17. O despacho saneador, além de outros, tem o mérito de centrar num único momento processual o saneamento das questões de índole adjectiva ou processual, devendo o juiz aí suscitar e resolver todas as questões que possam obstar ao conhecimento do objecto do processo, sob pena de sua preclusão, formando-se caso julgado formal sobre a sua inexistência, se o tribunal não as apreciar ou não as considerar procedentes.
18. A segunda parte do nº 2 do art. 87º do CPTA não consagra a solução do, então, art. 510º, nº 3, do CPC, antes dela propositadamente se afastando ao substituir a expressão “concretamente apreciadas” pela expressão “decididas”.
19. Pretende-se, com isso – como decorre das regras de interpretação do art. 9º do CC - dizer que, em processo administrativo, tanto valendo que a decisão seja concreta, como tabelar, não pode nunca ser reapreciada.
20. É o que é coerente com a proibição de decisão posterior, mesmo que nenhuma se tenha proferido e é o que explica a diferença de texto.
21. No caso, em 4 de Maio de 2012, o Senhor Juiz proferiu Despacho Saneador em que, tabelarmente, decidiu ser o Tribunal competente em razão da matéria, dizendo, designadamente, em sede de “saneamento processual”: O Tribunal é competente em razão da matéria, hierarquia e território”.
22. Dessa decisão não foi interposto recurso.
23. Mais decidiu, na mesma ocasião, que, por não haver necessidade de produção de prova, fossem as partes notificadas para apresentar alegações escritas, nos termos do art. 91º, nº 4, do CPTA.
24. O que a A. entendeu não fazer e o que o R. entendeu fazer, por requerimento de 3 de Setembro de 2012.
25. Ficou, então, o processo pronto para decisão de mérito.
26. Mas, conclusos os autos para esse efeito, o Senhor Juiz a quo, ao invés, entendeu ouvir as partes sobre a possibilidade de entender pela incompetência material do Tribunal e, apesar de alertado pela A. de que o não poderia fazer, decidiu mesmo por essa incompetência, absolvendo o R. da instância.

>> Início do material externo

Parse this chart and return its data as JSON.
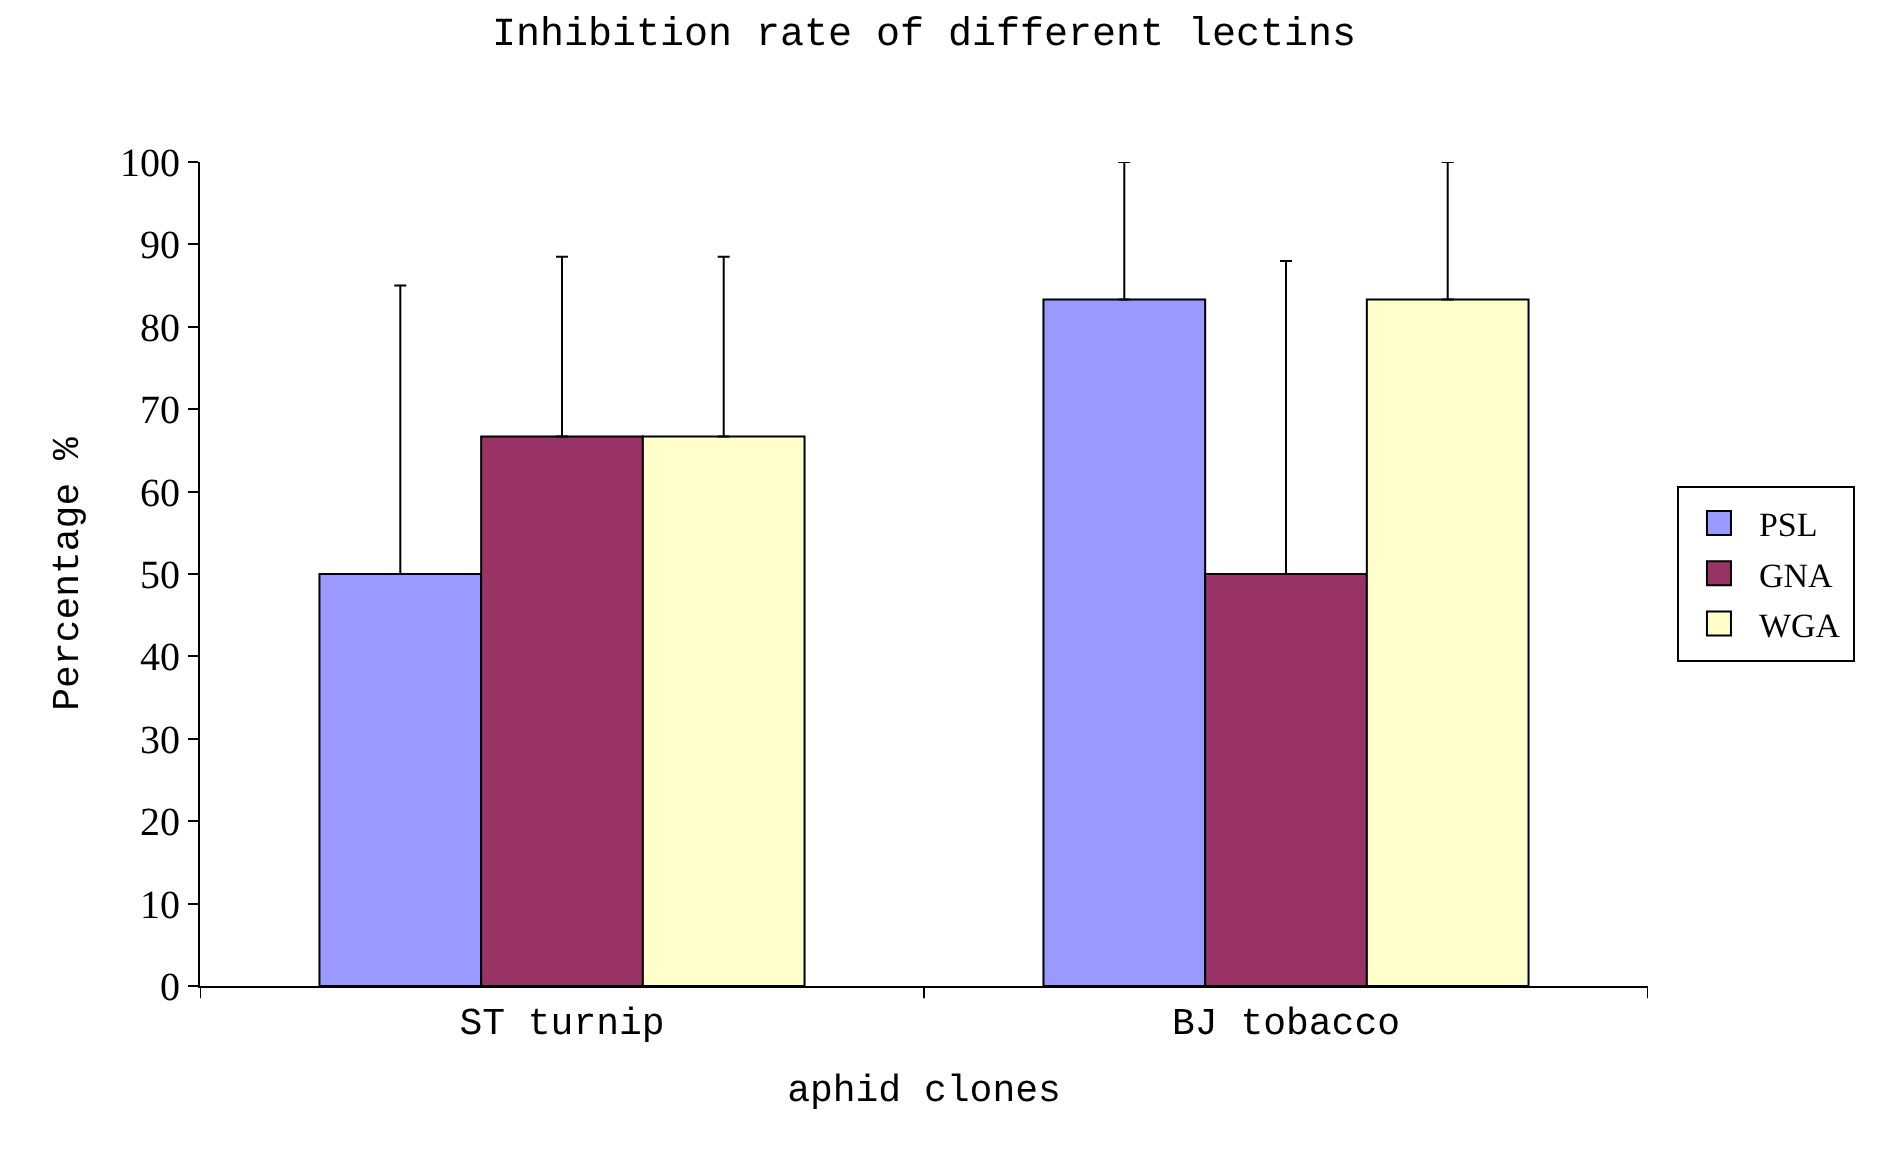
{
  "chart_data": {
    "type": "bar",
    "title": "Inhibition rate of different lectins",
    "xlabel": "aphid clones",
    "ylabel": "Percentage %",
    "categories": [
      "ST turnip",
      "BJ tobacco"
    ],
    "series": [
      {
        "name": "PSL",
        "color": "#9999ff",
        "values": [
          50,
          83.3
        ],
        "errors": [
          [
            50,
            85
          ],
          [
            83.3,
            100
          ]
        ]
      },
      {
        "name": "GNA",
        "color": "#993366",
        "values": [
          66.7,
          50
        ],
        "errors": [
          [
            66.7,
            88.5
          ],
          [
            50,
            88
          ]
        ]
      },
      {
        "name": "WGA",
        "color": "#ffffcc",
        "values": [
          66.7,
          83.3
        ],
        "errors": [
          [
            66.7,
            88.5
          ],
          [
            83.3,
            100
          ]
        ]
      }
    ],
    "ylim": [
      0,
      100
    ],
    "yticks": [
      0,
      10,
      20,
      30,
      40,
      50,
      60,
      70,
      80,
      90,
      100
    ],
    "legend": "right"
  }
}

27. Dizendo, para o fazer, que a decisão do Saneador tinha sido tabelar e que, por isso, não faz caso julgado, que a questão da incompetência material do tribunal é de conhecimento oficioso e pode ser conhecida a qualquer tempo, e que essa, por envolver interesse público, escapa à restrição do art. “87º, nº 4, do CPTA”.
28. Não o podia ter feito.
29. Em primeiro lugar porque, considere-se ou não que a decisão tabelar sobre a competência do tribunal, faz caso julgado formal, a solução, expressa e inequívoca do art. 87º, nº 2, do CPTA, é a mesma.
30. Se se considera que faz, caímos na previsão da segunda parte desse normativo legal; se se considera que não faz, tudo se passa como se não tivesse sido proferida e, então, caímos na previsão da primeira parte desse normativo legal, ou seja, na situação de caso julgado tácito.
31. Num caso como no outro, é expressamente vedado pelo art. 87º, nº 2, do CPTA, ao Juiz decidir, como decidiu, na Sentença recorrida, pela incompetência material do Tribunal.
32. Em segundo lugar porque não colhe nenhum dos argumentos por si aduzidos.
33. É certo que a questão é de conhecimento oficioso, mas isso em nada colide com a previsão do art. 87º, nº 2, do CPTA.
34. Por outro lado, a questão, ao contrário do que acontece em processo civil, não pode ser conhecida a todo o tempo, apenas o podendo ser no Despacho Saneador, isso mesmo decorrendo, inelutavelmente, da norma especial do art. 87º, nº 2, do CPTA.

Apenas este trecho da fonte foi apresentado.